Kuala Lumpur, during the start of the total lockdown.

More than a year ago, people were unfamiliar with the coronavirus. So they would bite into any single information that would come out without actually knowing if it’s real or not, and this is all because of fear. And in any unfamiliar situation like that, the risk of rumours spreading is very high.

But I think we understand the coronavirus much better now, even if we still haven’t really got a good grasp of controlling it. The same three important things that the authorities have been asking us to do from last year are still being told to us today. It has been consistent and it has been what is the new normal now, which is, again I repeat, wearing a mask, sanitising your hands and keeping socially distanced from other people.

So here’s a tip that I have for everyone out there and it’s a tip that I have given many times before. In fact, a lot of people have given this type of advice before. Don’t trust everything that you see, hear, view or read on the internet, especially if these are forwarded messages on social media.

If you do see something that you find interesting, please do check with a legitimate source. One of the best ways is to just go to a credible news website that you trust and see if whatever story that has been forwarded to you is also being reported at that credible outlet. If it isn’t, then it’s most likely fake news.

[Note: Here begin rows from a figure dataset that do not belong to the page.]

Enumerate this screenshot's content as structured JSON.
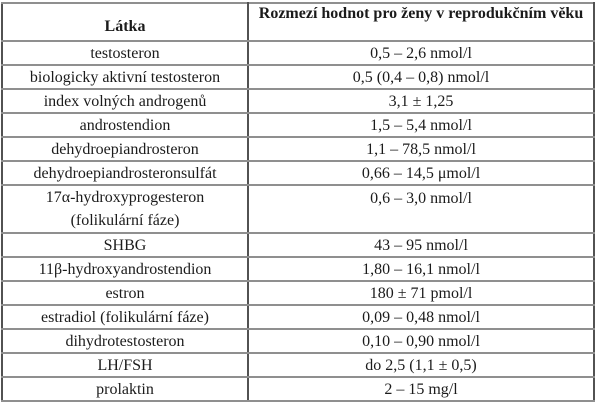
{
  "page": {
    "background_color": "#ffffff",
    "border_color_horizontal": "#8f8f8f",
    "border_color_vertical": "#525252",
    "text_color": "#1b1b1b"
  },
  "table": {
    "header": {
      "substance": "Látka",
      "range": "Rozmezí hodnot pro ženy v reprodukčním věku"
    },
    "rows": [
      {
        "substance": "testosteron",
        "value": "0,5 – 2,6 nmol/l"
      },
      {
        "substance": "biologicky aktivní testosteron",
        "value": "0,5 (0,4 – 0,8) nmol/l"
      },
      {
        "substance": "index volných androgenů",
        "value": "3,1 ± 1,25"
      },
      {
        "substance": "androstendion",
        "value": "1,5 – 5,4 nmol/l"
      },
      {
        "substance": "dehydroepiandrosteron",
        "value": "1,1 – 78,5 nmol/l"
      },
      {
        "substance": "dehydroepiandrosteronsulfát",
        "value": "0,66 – 14,5 μmol/l"
      },
      {
        "substance": "17α-hydroxyprogesteron",
        "substance_line2": "(folikulární fáze)",
        "value": "0,6 – 3,0 nmol/l"
      },
      {
        "substance": "SHBG",
        "value": "43 – 95 nmol/l"
      },
      {
        "substance": "11β-hydroxyandrostendion",
        "value": "1,80 – 16,1 nmol/l"
      },
      {
        "substance": "estron",
        "value": "180 ± 71 pmol/l"
      },
      {
        "substance": "estradiol (folikulární fáze)",
        "value": "0,09 – 0,48 nmol/l"
      },
      {
        "substance": "dihydrotestosteron",
        "value": "0,10 – 0,90 nmol/l"
      },
      {
        "substance": "LH/FSH",
        "value": "do 2,5 (1,1 ± 0,5)"
      },
      {
        "substance": "prolaktin",
        "value": "2 – 15 mg/l"
      }
    ]
  }
}
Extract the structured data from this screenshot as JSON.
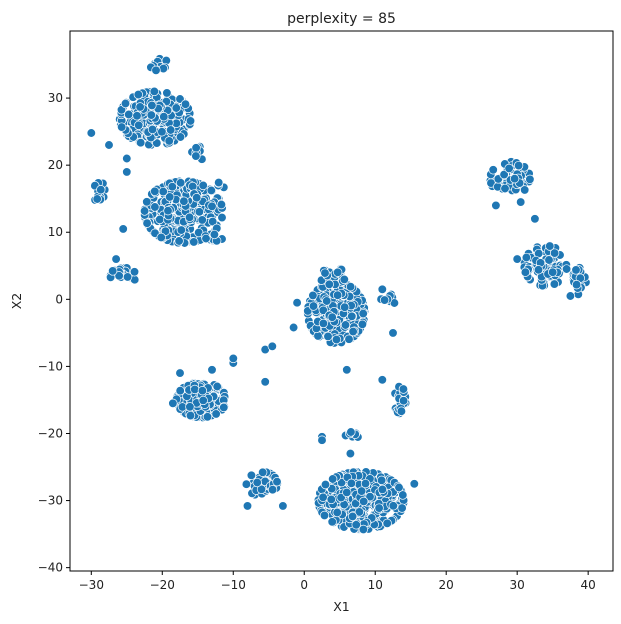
{
  "chart_data": {
    "type": "scatter",
    "title": "perplexity = 85",
    "xlabel": "X1",
    "ylabel": "X2",
    "xlim": [
      -33,
      43.5
    ],
    "ylim": [
      -40.5,
      40
    ],
    "xticks": [
      -30,
      -20,
      -10,
      0,
      10,
      20,
      30,
      40
    ],
    "yticks": [
      -40,
      -30,
      -20,
      -10,
      0,
      10,
      20,
      30
    ],
    "grid": false,
    "marker_color": "#1f77b4",
    "marker_edge_color": "#ffffff",
    "clusters": [
      {
        "cx": -21,
        "cy": 27,
        "rx": 5,
        "ry": 4,
        "n": 230
      },
      {
        "cx": -20.5,
        "cy": 35,
        "rx": 1.4,
        "ry": 0.9,
        "n": 14
      },
      {
        "cx": -17,
        "cy": 13,
        "rx": 5.5,
        "ry": 4.6,
        "n": 320
      },
      {
        "cx": -29,
        "cy": 16,
        "rx": 0.9,
        "ry": 1.8,
        "n": 16
      },
      {
        "cx": -25.5,
        "cy": 3.5,
        "rx": 1.8,
        "ry": 1.3,
        "n": 24
      },
      {
        "cx": -15,
        "cy": 22,
        "rx": 1.6,
        "ry": 1.2,
        "n": 10
      },
      {
        "cx": -12,
        "cy": 17,
        "rx": 0.7,
        "ry": 1.3,
        "n": 4
      },
      {
        "cx": -13,
        "cy": 9,
        "rx": 1.5,
        "ry": 0.9,
        "n": 10
      },
      {
        "cx": 4.5,
        "cy": -2,
        "rx": 4,
        "ry": 4.5,
        "n": 280
      },
      {
        "cx": 4,
        "cy": 3.5,
        "rx": 1.8,
        "ry": 1.3,
        "n": 24
      },
      {
        "cx": 12,
        "cy": 0,
        "rx": 1.2,
        "ry": 0.9,
        "n": 8
      },
      {
        "cx": -14.5,
        "cy": -15,
        "rx": 3.5,
        "ry": 2.6,
        "n": 150
      },
      {
        "cx": 13.5,
        "cy": -15,
        "rx": 0.8,
        "ry": 2,
        "n": 22
      },
      {
        "cx": 8,
        "cy": -30,
        "rx": 6,
        "ry": 4.3,
        "n": 380
      },
      {
        "cx": -6,
        "cy": -27.5,
        "rx": 2.2,
        "ry": 1.8,
        "n": 45
      },
      {
        "cx": 29,
        "cy": 18,
        "rx": 2.8,
        "ry": 2.5,
        "n": 60
      },
      {
        "cx": 34,
        "cy": 5,
        "rx": 3,
        "ry": 3,
        "n": 80
      },
      {
        "cx": 38.8,
        "cy": 3,
        "rx": 0.9,
        "ry": 2.3,
        "n": 22
      },
      {
        "cx": 6.5,
        "cy": -20.2,
        "rx": 1.5,
        "ry": 0.6,
        "n": 8
      }
    ],
    "outliers": [
      [
        -30,
        24.8
      ],
      [
        -27.5,
        23
      ],
      [
        -25,
        21
      ],
      [
        -25,
        19
      ],
      [
        -26.5,
        6
      ],
      [
        -25.5,
        10.5
      ],
      [
        -17.5,
        -11
      ],
      [
        -18.5,
        -15.5
      ],
      [
        -13,
        -10.5
      ],
      [
        -10,
        -9.5
      ],
      [
        -10,
        -8.8
      ],
      [
        -5.5,
        -12.3
      ],
      [
        -5.5,
        -7.5
      ],
      [
        -4.5,
        -7
      ],
      [
        -1,
        -0.5
      ],
      [
        2.5,
        -20.5
      ],
      [
        6.5,
        -23
      ],
      [
        6,
        -10.5
      ],
      [
        11,
        -12
      ],
      [
        12.5,
        -5
      ],
      [
        -3,
        -30.8
      ],
      [
        -8,
        -30.8
      ],
      [
        -1.5,
        -4.2
      ],
      [
        15.5,
        -27.5
      ],
      [
        27,
        14
      ],
      [
        32.5,
        12
      ],
      [
        30.5,
        14.5
      ],
      [
        37.5,
        0.5
      ],
      [
        30,
        6
      ],
      [
        11,
        1.5
      ],
      [
        2.5,
        -21
      ]
    ]
  }
}
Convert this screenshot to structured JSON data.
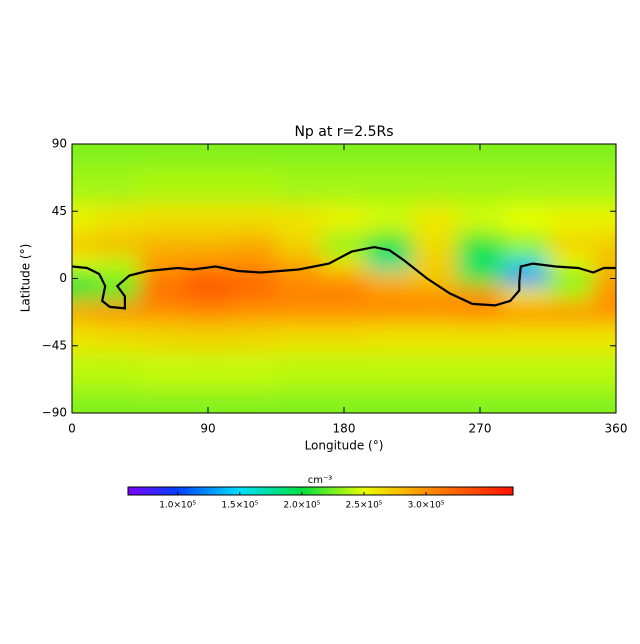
{
  "chart_data": {
    "type": "heatmap",
    "title": "Np at r=2.5Rs",
    "xlabel": "Longitude (°)",
    "ylabel": "Latitude (°)",
    "xlim": [
      0,
      360
    ],
    "ylim": [
      -90,
      90
    ],
    "xticks": [
      0,
      90,
      180,
      270,
      360
    ],
    "yticks": [
      {
        "value": -90,
        "label": "−90"
      },
      {
        "value": -45,
        "label": "−45"
      },
      0,
      45,
      90
    ],
    "field": {
      "lon": [
        0,
        30,
        60,
        90,
        120,
        150,
        180,
        210,
        240,
        270,
        300,
        330,
        360
      ],
      "lat": [
        90,
        60,
        40,
        20,
        10,
        0,
        -10,
        -20,
        -40,
        -60,
        -90
      ],
      "values": [
        [
          228000,
          228000,
          228000,
          228000,
          228000,
          228000,
          228000,
          228000,
          228000,
          228000,
          228000,
          228000,
          228000
        ],
        [
          235000,
          235000,
          237000,
          237000,
          237000,
          235000,
          235000,
          235000,
          235000,
          235000,
          235000,
          235000,
          235000
        ],
        [
          255000,
          262000,
          265000,
          265000,
          265000,
          262000,
          255000,
          245000,
          260000,
          245000,
          250000,
          255000,
          255000
        ],
        [
          275000,
          280000,
          285000,
          285000,
          290000,
          270000,
          230000,
          200000,
          265000,
          205000,
          230000,
          270000,
          275000
        ],
        [
          250000,
          240000,
          295000,
          300000,
          300000,
          290000,
          260000,
          175000,
          275000,
          185000,
          160000,
          250000,
          280000
        ],
        [
          200000,
          230000,
          310000,
          330000,
          320000,
          300000,
          300000,
          280000,
          270000,
          210000,
          110000,
          220000,
          290000
        ],
        [
          210000,
          210000,
          320000,
          330000,
          320000,
          310000,
          310000,
          300000,
          300000,
          300000,
          250000,
          240000,
          300000
        ],
        [
          290000,
          300000,
          300000,
          305000,
          300000,
          300000,
          300000,
          300000,
          300000,
          305000,
          300000,
          300000,
          300000
        ],
        [
          262000,
          265000,
          268000,
          270000,
          268000,
          265000,
          265000,
          262000,
          262000,
          262000,
          262000,
          262000,
          262000
        ],
        [
          240000,
          240000,
          242000,
          242000,
          242000,
          240000,
          240000,
          240000,
          240000,
          240000,
          240000,
          240000,
          240000
        ],
        [
          228000,
          228000,
          228000,
          228000,
          228000,
          228000,
          228000,
          228000,
          228000,
          228000,
          228000,
          228000,
          228000
        ]
      ]
    },
    "contour": {
      "color": "#000000",
      "x": [
        0,
        10,
        18,
        22,
        20,
        25,
        35,
        35,
        30,
        38,
        50,
        70,
        80,
        95,
        110,
        125,
        150,
        170,
        185,
        200,
        210,
        220,
        235,
        250,
        265,
        280,
        290,
        296,
        296,
        297,
        305,
        320,
        335,
        345,
        352,
        360
      ],
      "y": [
        8,
        7,
        3,
        -5,
        -15,
        -19,
        -20,
        -12,
        -5,
        2,
        5,
        7,
        6,
        8,
        5,
        4,
        6,
        10,
        18,
        21,
        19,
        12,
        0,
        -10,
        -17,
        -18,
        -15,
        -8,
        -2,
        8,
        10,
        8,
        7,
        4,
        7,
        7
      ]
    },
    "colorbar": {
      "label": "cm⁻³",
      "lim": [
        60000,
        370000
      ],
      "ticks": [
        {
          "value": 100000,
          "label": "1.0×10⁵"
        },
        {
          "value": 150000,
          "label": "1.5×10⁵"
        },
        {
          "value": 200000,
          "label": "2.0×10⁵"
        },
        {
          "value": 250000,
          "label": "2.5×10⁵"
        },
        {
          "value": 300000,
          "label": "3.0×10⁵"
        }
      ],
      "stops": [
        {
          "value": 60000,
          "color": "#8000ff"
        },
        {
          "value": 100000,
          "color": "#0040ff"
        },
        {
          "value": 150000,
          "color": "#00e0ff"
        },
        {
          "value": 200000,
          "color": "#00e040"
        },
        {
          "value": 250000,
          "color": "#e8ff00"
        },
        {
          "value": 300000,
          "color": "#ff9000"
        },
        {
          "value": 370000,
          "color": "#ff1000"
        }
      ]
    }
  }
}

Even the different social media platforms have started taking actions to curb the spread of the news. Twitter has a function that questions you if you really want to forward or retweet a piece of information before you actually do it. WhatsApp now labels forwarded messages by different categories, such as ‘forwarded many times’, so that you can be more vigilant.

It’s not difficult, folks. All you need to do is just not believe everything that you see unless it comes from a credible source. It is even less complicated if you just make it a habit to only consume information about Covid-19 and the pandemic from credible news websites. You can’t go wrong that way.

Problem solved. It’s all reported in the news anyway. Just don’t believe what has been forwarded on social media, please. It’s really as simple as that because news organisations have journalists who constantly fact-check. They do the job for you so you don’t have to do it. You just need to consume it.

I want to say that you can go to the authorities, which is technically true. We can go to the authorities and listen to the press conferences and announcements that they make. It can be any truer than that if it comes straight from the horse’s mouth.

Of course, it doesn’t help if the authorities themselves seem to be fighting with each other and not being able to agree on the SOPs. But that is on them. They need to get their house in order first, before making announcements to the public so that people won’t be confused (which would actually push them to consume rumours!).

Let’s not regress to how we were more than a year ago when we had no idea what the pandemic is all about. We know more about it now than we did before, so we should be able to make better decisions. And yes, I do see the irony in saying that we should not regress to a year before when the situation in Malaysia now is worse than it was compared to, then.